Anthropic, a startup founded by former OpenAI employees, is working to make artificial intelligence safe. To do this, the company focused on a method known as “constitutional AI.” This was stated by the co-founder of Anthropic Jared Kaplan in an interview with The Verge.
The goal of this method, he says, is to teach AI systems such as chatbots to follow specific sets of rules or constitutions.
Traditionally, the creation of chatbots like ChatGPT has relied on human moderators to evaluate the performance of the system for hate speech and toxicity. The system then uses this feedback to adjust its responses. This process is known as reinforcement learning from human feedback, or RLHF. However, in constitutional AI, this work is mainly managed by the chatbot itself. Although further evaluation still requires a person.
“The basic idea is that instead of asking a person to decide which response they prefer [with RLHF], you can ask a version of the large language model, ‘which response is more in accord with a given principle?’” says Kaplan. “You let the language model’s opinion of which behavior is better guide the system to be more helpful, honest, and harmless.”
Anthropic has long talked about constitutional AI and used the method to train its own chatbot, Claude. Now the company is revealing the actual written principles – the constitution – that it applies to such work. This is a document that draws from a number of sources, including the UN’s Universal Declaration of Human Rights and Apple’s terms of service. Many of them are aimed at not being a jerk.

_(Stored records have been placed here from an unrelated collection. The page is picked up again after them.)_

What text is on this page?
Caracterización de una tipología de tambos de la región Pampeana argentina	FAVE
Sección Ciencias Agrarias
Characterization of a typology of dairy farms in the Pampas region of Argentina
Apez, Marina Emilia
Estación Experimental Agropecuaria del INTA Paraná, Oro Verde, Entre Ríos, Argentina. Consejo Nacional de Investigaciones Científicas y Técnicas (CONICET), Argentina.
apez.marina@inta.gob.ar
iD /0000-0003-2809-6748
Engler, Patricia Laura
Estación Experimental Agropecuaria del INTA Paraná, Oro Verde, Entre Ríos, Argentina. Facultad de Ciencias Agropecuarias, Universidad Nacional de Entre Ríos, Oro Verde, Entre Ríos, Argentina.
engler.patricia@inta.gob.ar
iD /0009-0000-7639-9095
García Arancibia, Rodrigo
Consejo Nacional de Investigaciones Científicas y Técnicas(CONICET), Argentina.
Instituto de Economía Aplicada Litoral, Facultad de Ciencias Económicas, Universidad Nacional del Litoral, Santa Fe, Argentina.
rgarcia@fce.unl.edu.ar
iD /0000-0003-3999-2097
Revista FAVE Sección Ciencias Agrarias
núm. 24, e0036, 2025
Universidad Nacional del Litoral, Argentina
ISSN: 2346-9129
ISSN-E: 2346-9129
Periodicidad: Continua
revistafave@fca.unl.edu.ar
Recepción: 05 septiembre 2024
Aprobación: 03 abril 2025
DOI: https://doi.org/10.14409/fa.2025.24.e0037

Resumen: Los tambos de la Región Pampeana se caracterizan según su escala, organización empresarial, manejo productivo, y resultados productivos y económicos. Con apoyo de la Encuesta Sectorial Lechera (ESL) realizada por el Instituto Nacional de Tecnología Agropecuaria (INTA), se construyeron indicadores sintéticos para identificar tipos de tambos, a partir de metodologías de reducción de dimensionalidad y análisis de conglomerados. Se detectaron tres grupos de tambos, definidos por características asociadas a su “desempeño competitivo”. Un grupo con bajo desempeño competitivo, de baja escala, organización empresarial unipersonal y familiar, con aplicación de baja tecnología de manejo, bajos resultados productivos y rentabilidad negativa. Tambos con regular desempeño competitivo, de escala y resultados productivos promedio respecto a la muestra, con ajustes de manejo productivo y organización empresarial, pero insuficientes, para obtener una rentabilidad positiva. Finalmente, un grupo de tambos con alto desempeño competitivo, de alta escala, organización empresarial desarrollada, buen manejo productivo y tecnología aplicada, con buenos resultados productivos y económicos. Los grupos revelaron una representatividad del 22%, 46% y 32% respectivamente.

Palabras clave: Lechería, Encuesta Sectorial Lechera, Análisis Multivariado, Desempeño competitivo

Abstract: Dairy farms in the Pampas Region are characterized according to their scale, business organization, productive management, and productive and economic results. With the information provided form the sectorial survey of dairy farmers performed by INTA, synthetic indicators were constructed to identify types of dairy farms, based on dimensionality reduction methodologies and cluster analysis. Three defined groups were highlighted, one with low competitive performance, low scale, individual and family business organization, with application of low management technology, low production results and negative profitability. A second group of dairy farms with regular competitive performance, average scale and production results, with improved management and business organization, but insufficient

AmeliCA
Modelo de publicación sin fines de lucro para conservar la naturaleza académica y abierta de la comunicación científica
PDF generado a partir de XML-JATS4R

And while there are a lot of questions here, Kaplan emphasizes that his company isn’t trying to instill a specific set of principles into its systems, but rather to prove the overall effectiveness of its method — the idea that constitutional AI is better than RLHF when it comes to managing the systems’ input.
“We really view it as a starting point — to start more public discussion about how AI systems should be trained and what principles they should follow,” he says. “We’re definitely not in any way proclaiming that we know the answer.”
We will remind that Elon Musk plans to launch his own generative TruthGPT artificial intelligence, which, according to the entrepreneur’s plans, should become a safer version of existing chatbots.